Потерю голоса – вернее, потерю мечты обрести другой, настоящий голос – он воспринимал чуть ли не третьим своим – после потери Стеши и Барышни – сиротством. И ни с кем этим горем поделиться не мог. Даже с Меиром. Даже с Магдой.
Наконец, смирился. Что ж, бывает, сказал он себе мужественно. Случается с очень многими великолепными детскими голосами. Дар божий уходит, растворяется в тусклом мужском баритоне. А даже если и не растворился, если по-прежнему звенит и заливает мощью весь подъезд так, что изумленный сосед сверху, любитель Тридцать второй Бетховена, робко стучится с просьбой «повторить еще разок… Спасибо, детка, ты большой талант!» – что с того?! Не станет же он, запуская утром газонокосилку по островкам своей будущей мужской щетины, пищать, как в детском саду: «В лесу родилась елочка»? Воображаю, что скажет Габриэла!
* * *А Габриэла постоянно что-то говорила, и подчас ровно противоположные вещи в течение одного дня. Например, ей надоела их группа, хотя ни одна школьная вечеринка без нее уже не обходилась.

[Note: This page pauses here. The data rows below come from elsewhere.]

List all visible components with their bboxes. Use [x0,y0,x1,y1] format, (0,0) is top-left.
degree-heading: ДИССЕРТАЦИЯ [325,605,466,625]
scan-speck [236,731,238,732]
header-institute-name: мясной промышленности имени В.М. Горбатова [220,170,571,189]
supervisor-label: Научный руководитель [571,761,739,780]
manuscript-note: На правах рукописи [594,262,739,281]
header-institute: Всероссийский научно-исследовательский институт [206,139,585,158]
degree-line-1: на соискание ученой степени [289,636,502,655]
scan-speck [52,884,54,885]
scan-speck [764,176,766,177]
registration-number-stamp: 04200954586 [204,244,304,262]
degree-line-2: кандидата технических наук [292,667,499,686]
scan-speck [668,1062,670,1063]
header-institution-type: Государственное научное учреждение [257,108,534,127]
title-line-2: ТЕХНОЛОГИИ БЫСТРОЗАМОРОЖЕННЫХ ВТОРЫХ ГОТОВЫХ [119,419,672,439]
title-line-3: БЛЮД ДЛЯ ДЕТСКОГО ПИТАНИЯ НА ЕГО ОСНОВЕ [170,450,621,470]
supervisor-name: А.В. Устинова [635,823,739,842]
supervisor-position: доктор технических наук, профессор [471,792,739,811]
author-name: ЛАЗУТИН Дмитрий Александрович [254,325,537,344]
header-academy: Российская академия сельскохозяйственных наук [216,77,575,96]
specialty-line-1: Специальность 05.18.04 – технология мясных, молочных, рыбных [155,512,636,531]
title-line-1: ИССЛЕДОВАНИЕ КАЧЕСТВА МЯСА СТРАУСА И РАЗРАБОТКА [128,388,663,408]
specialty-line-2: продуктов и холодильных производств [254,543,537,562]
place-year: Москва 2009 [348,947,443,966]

Вообще-то, настоящую славу группе принес Ури, который оказался прирожденным ударником. Его манила любая поверхность. Меир говорил, что, даже снимая крышку с кастрюли, Ури мгновение раздумывает: налить в тарелку суп или шваркнуть по ней половником. Его руки ни секунды не могли пробыть в покое. На уроках он беззвучно ласкал и пришлепывал крышку парты, на переменах выбивал дробь на собственных коленках, груди и животе, а уж если ему доставалась тарабука… тут весь мир застывал в ожидании, когда его ладони, костяшки и подушечки пальцев пустятся в многоуровневый, многозвучный и многоступенчатый разговор, бурно, взахлеб, выплескивая целые монологи и умолкая лишь для того, чтобы уступить место нежному, пылкому, томительному голосу кларнета в руках Леона…
Меир и Габриэла старались подтягиваться за этими двумя, иногда ужасно мешая, сбивая с ритма, забывая, где и когда договорились вступать.
В конце концов на вечеринках ребята перестали скрывать, что хотели бы слушать Леона и Ури «без группы поддержки». Однажды Леон составил часовую программу, целую джазовую композицию, и они с Ури выступили дуэтом. И это был оглушительный успех, тем более что на время концерта Леон вымазался самой темной крем-пудрой, которую удалось достать в отделе косметики «Суперфарма», превратившись то ли в Эллу Фитцджеральд, то ли в Иму Сумак, и в паузах между игрой на кларнете выдавал такие рулады, что даже учителя и директор валились со стульев от восторга и хохота.
Меир тоже очень радовался – поздравлял, обнимал обоих, кричал:
– Это просто грандиозно, грандиозно, правда, Габриэла?
Та ответила: – Да, ничего – для школьного вечера…
А еще через неделю Меиру пришло в голову сколотить такую бродячую труппу – «Новый Глобус» («А что, можно летом разъезжать в машине по всей стране: договариваемся с домами культуры и кибуцами, запихиваем реквизит в мамины корзины…»).